The Church is a Whore, and I Am Her Gay Son

“The church is a whore,” wrote Augustine, “But she is my mother.” Too often, I have heard this quote used to say, “yeah, the Church is messed up, but family’s family. I can’t leave, even if I wanted to.”

I’ve often wondered if the people who so willingly fling this quote around have any notion of what It’s like to have an abusive mother.

I was raised in a Presbyterian ministry family – the son of two conservative pastors, and I have siblings and cousins who have also become clergy. Every part of my life, growing up, was connected in some way to Church and to faith. After high school I became a missionary for two years with YWAM (Youth With a Mission) and lived in full time ministry.

I had an intimate connection with the religious world, and many of its flavours: Anglican priests from Uganda, black gospel churches from the deep south, Appalachian Charismatic congregations with smoothe-talking preachers in three piece suits, and dirty, street-front churches where the homeless gathered to worship God.

I passed through it all as comfortably as if it was my own home. It wasn’t until I was in college, though, that I found a Church that took my breath away, that made me want to run down to the altar and be comfirmed as soon as possible, and that was the Catholic Church.

My encounter with Catholicism was a passionate love affair. For the first time in my life as a Christian, I felt like I had hit a golden vein of something authentic, and rich, and deep – oh, so very deep. I discovered Catholic art, and Catholic mysticism, and Catholic poetry, and Catholic prayers, and Catholic architecture. I encountered that 1,500 year period of history which, as a Protestant, I had never truly been taught.

Catholicism expanded my faith, my history, my heritage, my understanding of God. I found a tiny parish in my mountain town, ruled over by a large, gruff, loud priest who was a former drug addict and professional boxer.
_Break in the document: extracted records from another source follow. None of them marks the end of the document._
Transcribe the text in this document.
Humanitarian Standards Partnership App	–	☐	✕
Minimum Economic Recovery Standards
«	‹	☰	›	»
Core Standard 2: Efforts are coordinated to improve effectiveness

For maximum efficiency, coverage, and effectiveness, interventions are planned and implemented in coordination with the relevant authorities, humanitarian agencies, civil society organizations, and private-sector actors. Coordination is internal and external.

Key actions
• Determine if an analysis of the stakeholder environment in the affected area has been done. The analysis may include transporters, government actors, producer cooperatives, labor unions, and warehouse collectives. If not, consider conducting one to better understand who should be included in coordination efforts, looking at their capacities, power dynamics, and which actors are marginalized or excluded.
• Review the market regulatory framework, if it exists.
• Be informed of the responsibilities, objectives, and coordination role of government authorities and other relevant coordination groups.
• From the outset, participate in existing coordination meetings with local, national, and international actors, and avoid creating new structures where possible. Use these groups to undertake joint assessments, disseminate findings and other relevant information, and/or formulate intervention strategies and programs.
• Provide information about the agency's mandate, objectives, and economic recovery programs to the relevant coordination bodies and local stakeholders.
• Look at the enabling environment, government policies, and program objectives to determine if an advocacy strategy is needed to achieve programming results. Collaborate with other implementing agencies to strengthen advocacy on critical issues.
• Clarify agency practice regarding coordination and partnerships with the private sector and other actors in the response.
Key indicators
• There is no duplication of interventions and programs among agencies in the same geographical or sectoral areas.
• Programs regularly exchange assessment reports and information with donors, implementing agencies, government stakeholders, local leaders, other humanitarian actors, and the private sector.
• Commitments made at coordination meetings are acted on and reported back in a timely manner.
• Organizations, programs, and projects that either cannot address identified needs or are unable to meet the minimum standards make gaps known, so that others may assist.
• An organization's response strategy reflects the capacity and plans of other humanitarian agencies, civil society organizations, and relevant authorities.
He preached about divine love, about a universal God, and about the mysticism of the Cross that penetrates into our everyday lives.

It was at this same time that I was coming to a very difficult and challenging realization: that my sexual orientation, which I had worked so hard for so long to ignore or change, would not be changed or ignored.
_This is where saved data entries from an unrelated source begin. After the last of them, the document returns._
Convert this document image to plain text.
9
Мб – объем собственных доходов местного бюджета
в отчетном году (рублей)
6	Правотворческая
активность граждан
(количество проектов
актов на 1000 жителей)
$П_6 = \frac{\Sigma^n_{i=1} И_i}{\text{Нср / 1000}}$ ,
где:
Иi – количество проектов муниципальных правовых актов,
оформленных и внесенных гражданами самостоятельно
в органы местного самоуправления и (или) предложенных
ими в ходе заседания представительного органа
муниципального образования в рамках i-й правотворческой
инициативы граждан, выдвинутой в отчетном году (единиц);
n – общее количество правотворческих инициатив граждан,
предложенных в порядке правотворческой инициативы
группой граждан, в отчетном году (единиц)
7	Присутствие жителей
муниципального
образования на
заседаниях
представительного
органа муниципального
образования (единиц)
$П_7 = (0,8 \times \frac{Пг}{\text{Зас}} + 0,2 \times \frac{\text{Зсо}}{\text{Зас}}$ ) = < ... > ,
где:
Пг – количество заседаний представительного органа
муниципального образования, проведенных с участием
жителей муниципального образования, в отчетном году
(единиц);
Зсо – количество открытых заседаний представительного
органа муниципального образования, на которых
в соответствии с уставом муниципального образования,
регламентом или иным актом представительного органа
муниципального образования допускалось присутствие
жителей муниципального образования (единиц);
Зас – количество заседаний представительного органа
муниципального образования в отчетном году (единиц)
The more I struggled with my sexuality and the deeper into Catholicism I went, the more a terrible dissonance started to creep into my life: that somehow my experience, my life, my very mode of being was invalidated, was outside reality as it should be. No one said anything particularly harsh to me, and yet I felt it, like a suffocating smog.

I held to the Church’s teachings about marriage and sexuality, believing that I was called to a celibate life, and yet I felt deeply wounded by the life I had comitted myself to live. I raged against the Church’s ban on contraception, totally baffled as to why: I wasn’t a woman, and as a celibate gay man I would hardly ever touch the issue.

It wasn’t until a year or two later that I would realize that the Church’s teachings on contraception felt inherently dehumanizing to me as a gay person, because I could never procreate, my love could never bear an embryo and give it life. It mortally wounded me, and I didn’t even know why.

One by one, more and more wounds appeared. Doctrines that kept me up at night, more horrifying to me than anything Stephen King or H.P. Lovecraft could ever conjure up. The child sex abuse scandal, and how the Church consistently blamed, protected, and lied.

The treatment of women, and – somehow making it worse – the defense of such treatment by proclaiming that the Church is pro-woman because they have Mary; as if honoring a woman only in an ethereal, spiritual way is any excuse for the diminishing of women in the institutional here and now. The treatment of gay people, the horrible coldness of the celibacy mandate, and the strident darkness of “trads”.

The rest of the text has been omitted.